I have a system of equation:
- $x^2+y^2=y\sin\frac{3t}{2}+x\cos\frac{3t}{2}$
- $x^2+y^2=y\sin(t)+x\cos(t)$
I want to get an algebraic curve depending only from $x$ and $y$. If it is too complex, it would be already sufficient to determine, which degree the resulting curve has.
Can we at least determine the degree (the largest power $n$ that appears in $x^n$) of the curve equation in $x$ and $y$?
I am interested only in a (real) range $\frac{4\pi}{3}<t<2\pi$, which hopefully gives a condition that reduces the effort in solving the equation.

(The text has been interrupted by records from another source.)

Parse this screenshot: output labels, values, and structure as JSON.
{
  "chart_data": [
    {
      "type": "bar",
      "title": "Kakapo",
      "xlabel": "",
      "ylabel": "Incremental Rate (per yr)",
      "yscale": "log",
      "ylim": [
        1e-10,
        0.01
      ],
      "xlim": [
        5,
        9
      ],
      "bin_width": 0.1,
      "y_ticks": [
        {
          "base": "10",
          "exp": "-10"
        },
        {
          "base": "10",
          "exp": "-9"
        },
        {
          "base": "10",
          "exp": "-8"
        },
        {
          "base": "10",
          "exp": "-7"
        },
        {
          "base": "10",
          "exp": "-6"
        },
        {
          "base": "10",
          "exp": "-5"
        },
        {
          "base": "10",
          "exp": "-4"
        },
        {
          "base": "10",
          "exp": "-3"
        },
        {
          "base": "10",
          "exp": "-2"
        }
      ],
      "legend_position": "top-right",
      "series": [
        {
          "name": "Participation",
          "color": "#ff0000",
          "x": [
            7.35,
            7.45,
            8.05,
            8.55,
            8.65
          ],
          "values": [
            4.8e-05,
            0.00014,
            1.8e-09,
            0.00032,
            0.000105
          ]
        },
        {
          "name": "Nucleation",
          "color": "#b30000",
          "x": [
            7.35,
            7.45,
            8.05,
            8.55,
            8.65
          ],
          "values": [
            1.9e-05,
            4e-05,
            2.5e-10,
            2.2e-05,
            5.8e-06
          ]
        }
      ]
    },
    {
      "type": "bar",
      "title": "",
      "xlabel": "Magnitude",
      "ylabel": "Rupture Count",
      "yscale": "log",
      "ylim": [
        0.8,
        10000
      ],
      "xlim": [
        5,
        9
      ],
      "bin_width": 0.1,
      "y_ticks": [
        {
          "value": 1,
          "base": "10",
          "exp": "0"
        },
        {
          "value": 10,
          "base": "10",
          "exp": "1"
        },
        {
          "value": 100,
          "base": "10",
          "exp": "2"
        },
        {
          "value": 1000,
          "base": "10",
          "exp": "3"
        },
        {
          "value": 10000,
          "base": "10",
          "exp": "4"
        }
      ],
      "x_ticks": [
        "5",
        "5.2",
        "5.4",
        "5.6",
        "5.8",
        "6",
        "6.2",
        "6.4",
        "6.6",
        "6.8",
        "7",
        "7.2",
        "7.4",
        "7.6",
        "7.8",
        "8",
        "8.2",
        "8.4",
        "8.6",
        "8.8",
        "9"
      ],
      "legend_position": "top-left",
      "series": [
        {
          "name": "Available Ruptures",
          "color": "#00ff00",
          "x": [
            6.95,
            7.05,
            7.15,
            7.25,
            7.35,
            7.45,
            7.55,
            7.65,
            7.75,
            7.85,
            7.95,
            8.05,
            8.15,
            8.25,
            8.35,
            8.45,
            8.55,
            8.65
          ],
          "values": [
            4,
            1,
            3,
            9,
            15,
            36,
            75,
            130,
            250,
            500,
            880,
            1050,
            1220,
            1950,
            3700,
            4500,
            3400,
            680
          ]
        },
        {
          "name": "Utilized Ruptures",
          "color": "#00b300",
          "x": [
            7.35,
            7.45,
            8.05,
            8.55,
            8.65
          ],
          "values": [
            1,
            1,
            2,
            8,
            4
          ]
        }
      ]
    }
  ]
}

You already isolated a linear equation in $x$ and $y$ for each value $t$:
$$ y \sin \frac{3t}{2} + x \cos \frac{3t}{2} - y \sin t - x \cos t = 0 $$ $$ y = \frac{\cos t - \cos \frac{3t}{2}}{\sin \frac{3t}{2} - \sin t} x $$ $$ y = m(t) \, x \quad\mathrm{\ where\ } m(t) = \frac{\cos t - \cos \frac{3t}{2}}{\sin \frac{3t}{2} - \sin t} $$
unless $\sin \frac{3t}{2} - \sin t = 0$, which occurs at $t=2\pi m$ and at $t=\frac{2\pi}{5} (2n+1)$ for any integer $m$ or $n$. This never happens in the given domain $\frac{4\pi}{3} < t < 2\pi$.
$$ m(t) = \frac{2 \sin \frac{5t}{4}\, \sin \frac{t}{4}}{2 \cos \frac{5t}{4}\, \sin \frac{t}{4}} $$ $$ m(t) = \tan \frac{5t}{4} $$
Based on this ratio, let's define $x(t)$ and $y(t)$ in terms of the unknown magnitude $r(t)$:
$$ x = r \cos \frac{5t}{4} $$ $$ y = r \sin \frac{5t}{4} $$
Then from the second original equation,
$$ r^2 = r \sin \frac{5t}{4}\, \sin t + r \cos \frac{5t}{4}\, \cos t $$
The solution $r=0$ is just the extra point $(0,0)$ which always satisfies the equations for any $t$. Ignoring that, we can divide out $r$.
$$ r = \cos \left(\frac{5t}{4} - t\right) = \cos \frac{t}{4} $$
So
$$ x = \cos \frac{5t}{4}\, \cos \frac{t}{4} $$ $$ x^2+y^2 = \cos^2 \frac{t}{4} $$
The fifth Chebyshev polynomial of the first kind is $T_5(z) = 16z^5 - 20z^3+5z$, so
$$ \cos \frac{5t}{4} = T_5\left(\cos \frac{t}{4}\right) = 16 \cos^5 \frac{t}{4} - 20 \cos^3 \frac{t}{4} + 5 \cos \frac{t}{4} $$ $$ x = 16 \cos^6 \frac{t}{4} - 20 \cos^4 \frac{t}{4} + 5 \cos^2 \frac{t}{4} $$ $$ x = 16 (x^2+y^2)^3 - 20 (x^2+y^2)^2 + 5 (x^2+y^2) $$
This is a polynomial equation in just $x$ and $y$ of degree 6.